Der Oberste Gerichtshof hat am 16.Juni 1988 durch den Senatspräsidenten des Obersten Gerichtshofes Dr. Keller als Vorsitzenden und durch die Hofräte des Obersten Gerichtshofes Hon.Prof. Dr. Steininger, Dr. Hörburger, Dr. Massauer und Dr. Rzeszut als weitere Richter, in Gegenwart des Richteramtsanwärters Dr. Toth als Schriftführerin, in der Strafsache gegen Eleonore S*** und andere wegen des Verbrechens des teils vollendeten, teils versuchten schweren Betruges nach §§ 146, 147 Abs. 1 Z 1, Abs. 3 und § 15 StGB (aF) über die Nichtigkeitsbeschwerde und die Berufung der Staatsanwaltschaft (hinsichtlich des Angeklagten Heinz B***) sowie die Berufungen der Angeklagten Eleonore S***, Alois E*** und Heinz B*** gegen das Urteil des Landesgerichtes für Strafsachen Wien als Schöffengericht vom 18.November 1987, GZ 12 e Vr 10.641/87-24, nach öffentlicher Verhandlung in Anwesenheit des Vertreters des Generalprokurators, Generalanwalt Dr. Bassler, der Angeklagten Eleonore S***, Alois E*** und Heinz B*** sowie deren Verteidiger Dr. Heiserer, Dr. Heissig und Dr. Buder-Steinhoff zu Recht erkannt:

Spruch

Der Nichtigkeitsbeschwerde der Staatsanwaltschaft wird teilweise Folge gegeben und das angefochtene Urteil, das im übrigen unberührt bleibt, in dem den Angeklagten Heinz B*** betreffenden Teil des Schuldspruchs laut Punkt A/2 und B/2 des Urteilssatzes sowie demgemäß auch in dem diesen Angeklagten betreffenden Strafausspruch aufgehoben und gemäß § 288 Abs. 2 Z 3 StPO in der Sache selbst erkannt:

Heinz B*** ist schuldig, er hat am 30.Juli 1987 in Wien zur Ausführung der unter Punkt A/1 des Urteilssatzes beschriebenen strafbaren Handlung der Eleonore S*** und des Alois E*** (vollendeter schwerer Betrug zum Nachteil der C*** mit einem Schaden von 70.000 S)

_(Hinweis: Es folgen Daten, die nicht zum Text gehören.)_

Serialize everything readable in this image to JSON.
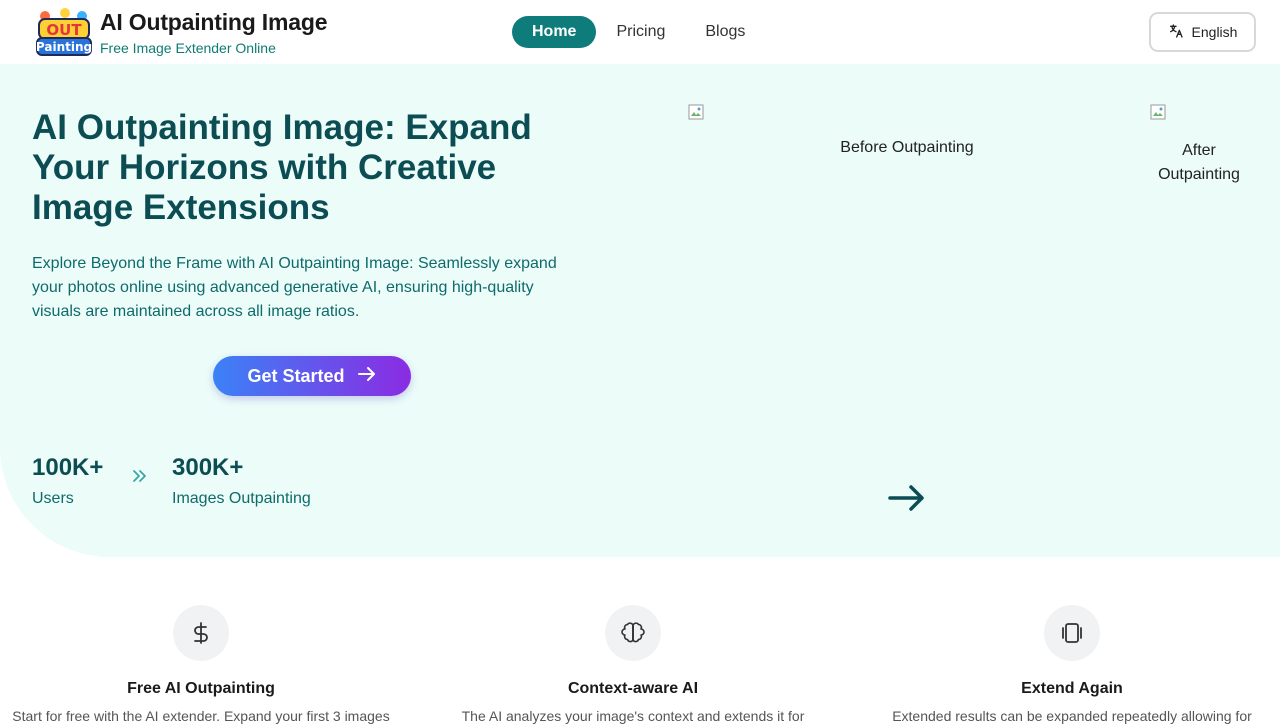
{
  "header": {
    "brand_title": "AI Outpainting Image",
    "brand_subtitle": "Free Image Extender Online",
    "logo_text_top": "OUT",
    "logo_text_bottom": "Painting",
    "nav": [
      {
        "label": "Home",
        "active": true
      },
      {
        "label": "Pricing",
        "active": false
      },
      {
        "label": "Blogs",
        "active": false
      }
    ],
    "language": "English",
    "language_icon": "translate-icon"
  },
  "hero": {
    "title": "AI Outpainting Image: Expand Your Horizons with Creative Image Extensions",
    "description": "Explore Beyond the Frame with AI Outpainting Image: Seamlessly expand your photos online using advanced generative AI, ensuring high-quality visuals are maintained across all image ratios.",
    "cta_label": "Get Started",
    "stats": [
      {
        "value": "100K+",
        "label": "Users"
      },
      {
        "value": "300K+",
        "label": "Images Outpainting"
      }
    ],
    "before_caption": "Before Outpainting",
    "after_caption_line1": "After",
    "after_caption_line2": "Outpainting"
  },
  "features": [
    {
      "icon": "dollar-icon",
      "title": "Free AI Outpainting",
      "desc": "Start for free with the AI extender. Expand your first 3 images"
    },
    {
      "icon": "brain-icon",
      "title": "Context-aware AI",
      "desc": "The AI analyzes your image's context and extends it for"
    },
    {
      "icon": "frame-icon",
      "title": "Extend Again",
      "desc": "Extended results can be expanded repeatedly allowing for"
    }
  ],
  "colors": {
    "accent": "#0e7c7b",
    "hero_bg": "#ebfcf9",
    "title": "#0b4d53",
    "gradient_start": "#3b82f6",
    "gradient_end": "#8b2be2"
  }
}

beigetragen, indem er sich vereinbarungsgemäß bereithielt, über seinen in der zur Täuschung benützten falschen Lohnauskunft angeführten Telefonanschluß gegenüber einem rückrufenden Angestellten der C*** die Richtigkeit der darin

behaupteten Angaben zu bestätigen.

Heinz B*** hat hiedurch das Vergehen des schweren Betruges nach §§ 12 dritter Fall, 146, 147 Abs. 1 Z 1 und Abs. 2 StGB nF begangen und wird hiefür nach § 147 Abs. 1 StGB zu 6 (sechs) Monaten Freiheitsstrafe verurteilt.

Im übrigen wird die Nichtigkeitsbeschwerde der Staatsanwaltschaft verworfen.

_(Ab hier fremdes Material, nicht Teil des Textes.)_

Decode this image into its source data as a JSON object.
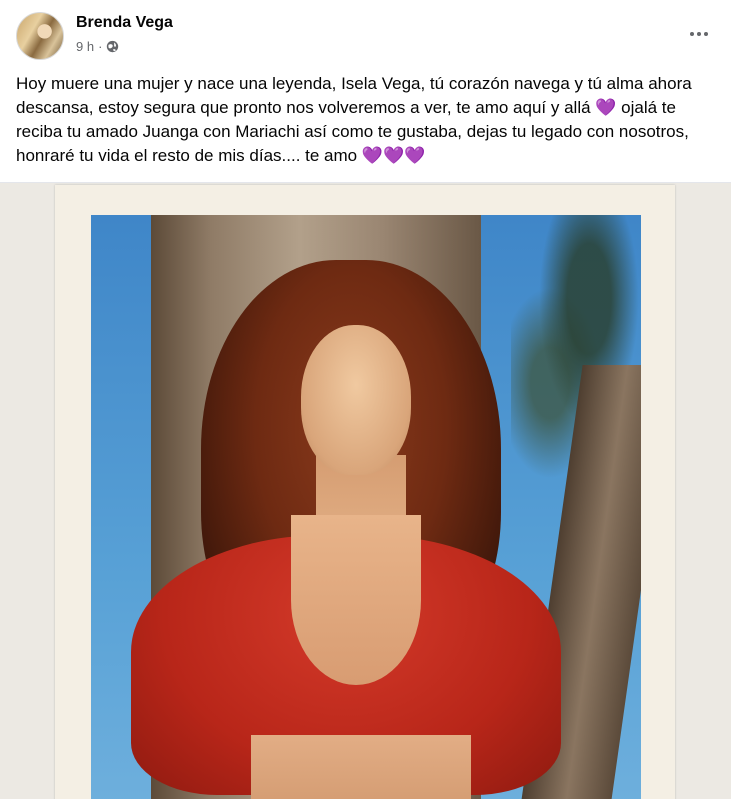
{
  "post": {
    "author": "Brenda Vega",
    "time": "9 h",
    "separator": "·",
    "privacy_icon": "globe-icon",
    "more_icon": "more-options-icon",
    "text": "Hoy muere una mujer y nace una leyenda, Isela Vega, tú corazón navega y tú alma ahora descansa, estoy segura que pronto nos volveremos a ver, te amo aquí y allá 💜 ojalá te reciba tu amado Juanga con Mariachi así como te gustaba, dejas tu legado con nosotros, honraré tu vida el resto de mis días.... te amo 💜💜💜"
  },
  "colors": {
    "text": "#050505",
    "secondary": "#65676b"
  }
}
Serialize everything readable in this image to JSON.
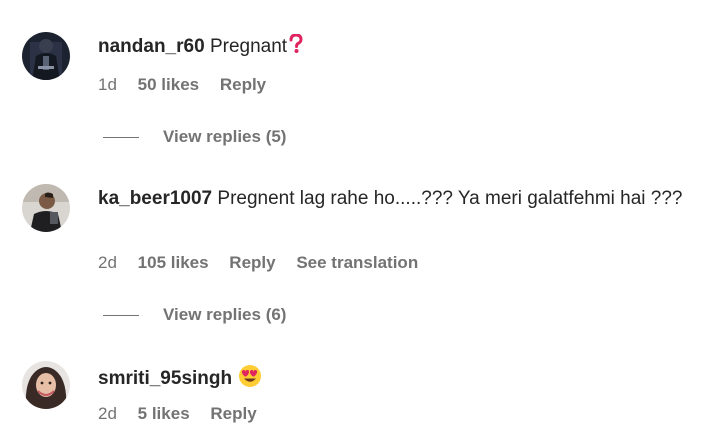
{
  "comments": [
    {
      "username": "nandan_r60",
      "text": "Pregnant",
      "emoji": "red-question-mark",
      "time": "1d",
      "likes": "50 likes",
      "reply": "Reply",
      "view_replies": "View replies (5)"
    },
    {
      "username": "ka_beer1007",
      "text": "Pregnent lag rahe ho.....??? Ya meri galatfehmi hai ???",
      "time": "2d",
      "likes": "105 likes",
      "reply": "Reply",
      "translation": "See translation",
      "view_replies": "View replies (6)"
    },
    {
      "username": "smriti_95singh",
      "text": "",
      "emoji": "heart-eyes-face",
      "time": "2d",
      "likes": "5 likes",
      "reply": "Reply"
    }
  ],
  "colors": {
    "text": "#262626",
    "secondary": "#737373",
    "question_mark": "#e0245e",
    "emoji_face": "#ffcc33",
    "emoji_heart": "#e0245e"
  }
}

Mit ihren Berufungen werden der Angeklagte Heinz B*** und die Staatsanwaltschaft auf die Strafneubemessung verwiesen. Der Berufung der Angeklagten Eleonore S*** wird Folge gegeben und die Strafe unter Anwendung des § 41 StGB auf 10 (zehn) Monate herabgesetzt.

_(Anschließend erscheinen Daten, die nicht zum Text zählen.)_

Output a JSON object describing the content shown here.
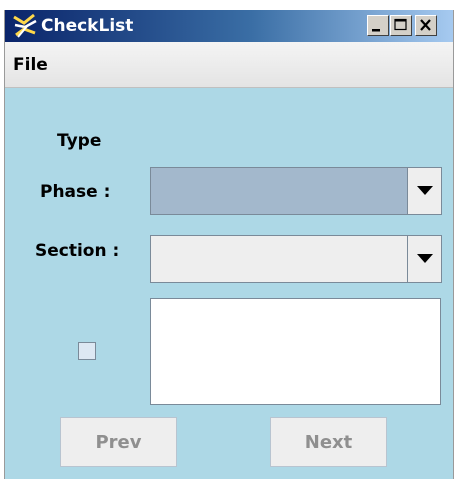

Hingegen wird der Berufung des Angeklagten Alois E*** nicht Folge gegeben.

Gemäß § 390 a StPO fallen den Angeklagten auch die Kosten des sie betreffenden (weiteren) Rechtsmittelverfahrens zur Last.

Text

Gründe:

Mit dem angefochtenen Urteil wurden die Angeklagten Eleonore S*** und Alois E*** (dieser als Beteiligter nach § 12 dritter Fall StGB) des Verbrechens des teils vollendeten, teils versuchten schweren Betruges nach §§ 146, 147 Abs. 1 Z 1, Abs. 3 und § 15 StGB aF, sowie der Angeklagte Heinz B*** des Vergehens des versuchten schweren Betruges als Beteiligter nach §§ 12 dritter Fall, 15, 146, 147 Abs. 1 Z 1, Abs. 2 StGB aF schuldig erkannt und zu Freiheitsstrafen verurteilt.

Die gegen dieses Urteil von den Angeklagten S*** und B*** erhobenen Nichtigkeitsbeschwerden wurden mit dem Beschluß des Obersten Gerichtshofes vom 31.Mai 1988, GZ 12 Os 51/88-7, dem auch der Inhalt des Schuldspruches entnommen werden kann, bereits in nichtöffentlicher Sitzung zurückgewiesen.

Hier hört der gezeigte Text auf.